Doch gibt es für Lüthi, der dieses Jahr 83 wird, ein Leben nach dem Cabaret. Und er blieb dem Limmattal, wo die Wurzeln des Cabarets Rotstift sind, treu. Obwohl er als Seebub im Zürcher Seefeld aufgewachsen ist und seit längerem mit seiner Frau in Richterswil lebt, hat er einen zweibändigen Roman über das Limmattal geschrieben. Die beiden Titel «Strömungen» I und II umfassen zusammen gegen tausend Seiten, der zweite Band ist soeben erschienen.
Weshalb über das Limmattal?
Weshalb über das Limmattal? Diese Region gilt doch in der allgemeinen Wahrnehmung als nicht besonders attraktiv.
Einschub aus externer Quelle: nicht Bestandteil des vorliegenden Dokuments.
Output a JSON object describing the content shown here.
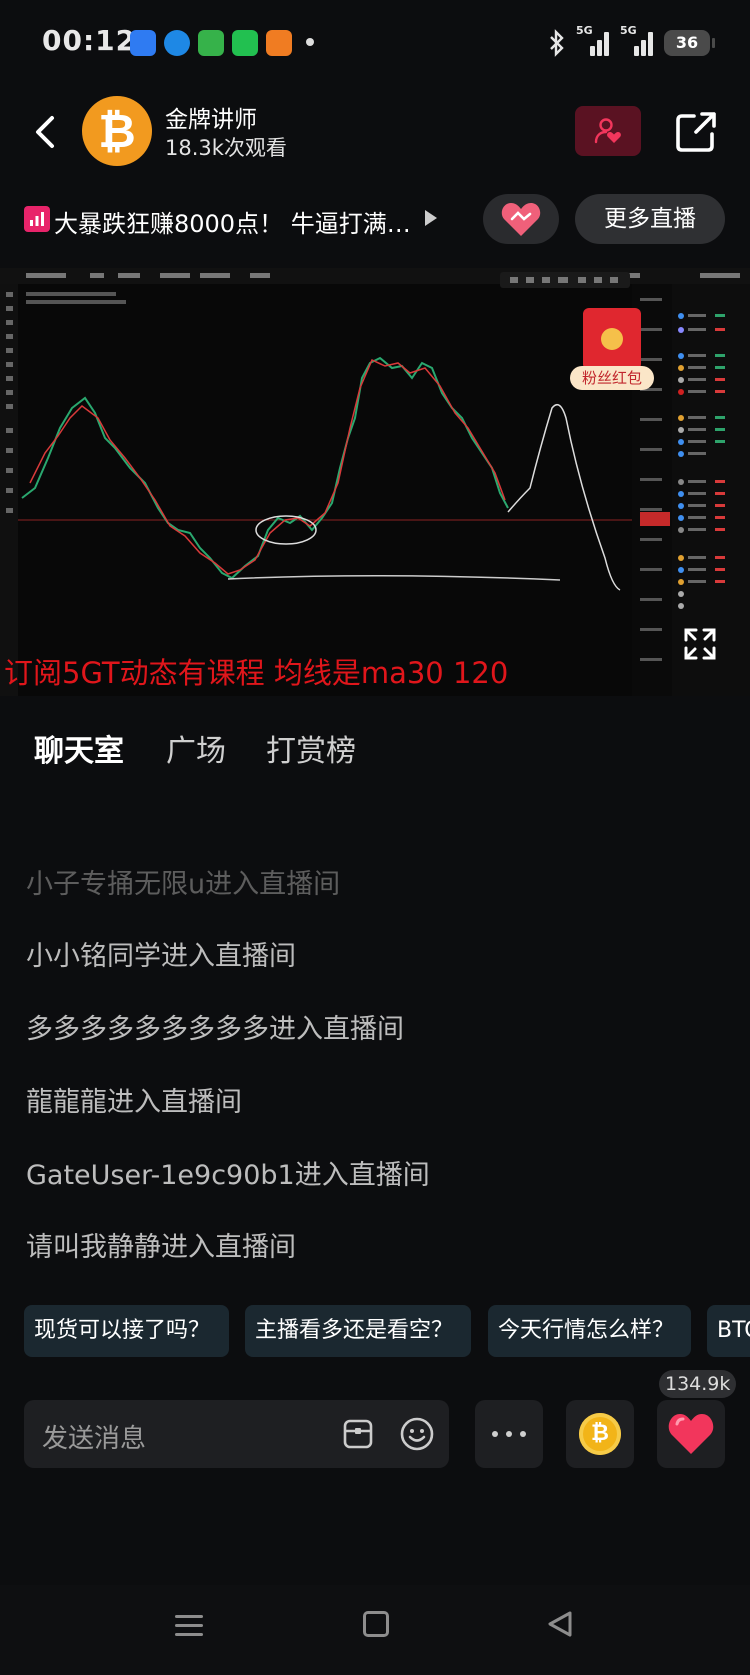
{
  "status_bar": {
    "time": "00:12",
    "signal1": "5G",
    "signal2": "5G",
    "battery": "36"
  },
  "header": {
    "streamer_name": "金牌讲师",
    "viewers": "18.3k次观看"
  },
  "topic": {
    "text": "大暴跌狂赚8000点！ 牛逼打满…",
    "more_live": "更多直播"
  },
  "video": {
    "caption": "订阅5GT动态有课程   均线是ma30 120",
    "red_packet_label": "粉丝红包"
  },
  "tabs": [
    {
      "label": "聊天室"
    },
    {
      "label": "广场"
    },
    {
      "label": "打赏榜"
    }
  ],
  "chat": [
    {
      "text": "小子专捅无限u进入直播间"
    },
    {
      "text": "小小铭同学进入直播间"
    },
    {
      "text": "多多多多多多多多多进入直播间"
    },
    {
      "text": "龍龍龍进入直播间"
    },
    {
      "text": "GateUser-1e9c90b1进入直播间"
    },
    {
      "text": "请叫我静静进入直播间"
    }
  ],
  "quick_replies": [
    {
      "label": "现货可以接了吗？"
    },
    {
      "label": "主播看多还是看空？"
    },
    {
      "label": "今天行情怎么样？"
    },
    {
      "label": "BTC"
    }
  ],
  "input": {
    "placeholder": "发送消息",
    "like_count": "134.9k",
    "coin_symbol": "₿"
  },
  "colors": {
    "background": "#0c0d0f",
    "caption_red": "#e0161b",
    "bitcoin_orange": "#f29a1f",
    "like_pink": "#f2365c"
  }
}
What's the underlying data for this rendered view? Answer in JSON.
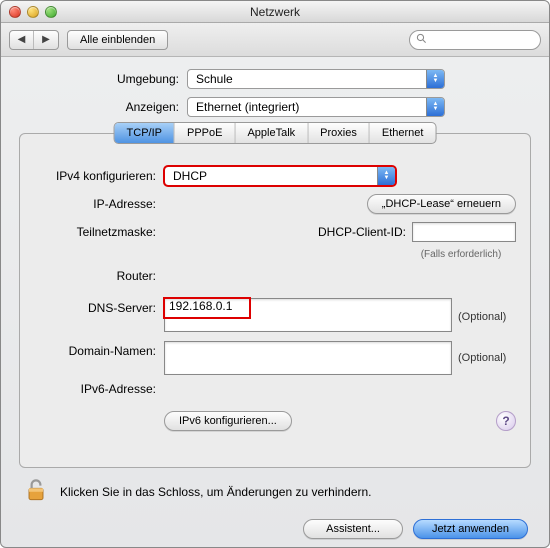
{
  "window": {
    "title": "Netzwerk"
  },
  "toolbar": {
    "show_all": "Alle einblenden",
    "search_placeholder": ""
  },
  "location": {
    "label": "Umgebung:",
    "value": "Schule"
  },
  "show": {
    "label": "Anzeigen:",
    "value": "Ethernet (integriert)"
  },
  "tabs": {
    "tcpip": "TCP/IP",
    "pppoe": "PPPoE",
    "appletalk": "AppleTalk",
    "proxies": "Proxies",
    "ethernet": "Ethernet"
  },
  "tcpip": {
    "configure_label": "IPv4 konfigurieren:",
    "configure_value": "DHCP",
    "ip_label": "IP-Adresse:",
    "renew_lease": "„DHCP-Lease“ erneuern",
    "subnet_label": "Teilnetzmaske:",
    "dhcp_client_label": "DHCP-Client-ID:",
    "dhcp_client_value": "",
    "dhcp_client_hint": "(Falls erforderlich)",
    "router_label": "Router:",
    "dns_label": "DNS-Server:",
    "dns_value": "192.168.0.1",
    "domain_label": "Domain-Namen:",
    "domain_value": "",
    "optional": "(Optional)",
    "ipv6addr_label": "IPv6-Adresse:",
    "ipv6_configure": "IPv6 konfigurieren..."
  },
  "lock_text": "Klicken Sie in das Schloss, um Änderungen zu verhindern.",
  "footer": {
    "assist": "Assistent...",
    "apply": "Jetzt anwenden"
  }
}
Der Titel gibt einen Hinweis: Strömungen.
Lüthi interessiert sich für den Lauf der Zeit, für die Dynamik einer Region, die in ihrer rasanten Entwicklung vieles von dem vorwegnahm, was heute die Agglomerationen prägt.
Der erste Band beschreibt die Zeit zwischen 1909 und 1929, der zweite schliesst daran an und endet 1971. Die beiden Bände können problemlos auch einzeln gelesen werden.
Die Welt im Tropfen
Der Autor wählte seine Hauptpersonen klug aus: Die einen leben in dem bis heute ländlichen Weiningen, wo Lüthi während 33 Jahren Lehrer war. Die andern in Dietikon, das in der beschriebenen Zeit städtisch wird. Ob es will oder nicht.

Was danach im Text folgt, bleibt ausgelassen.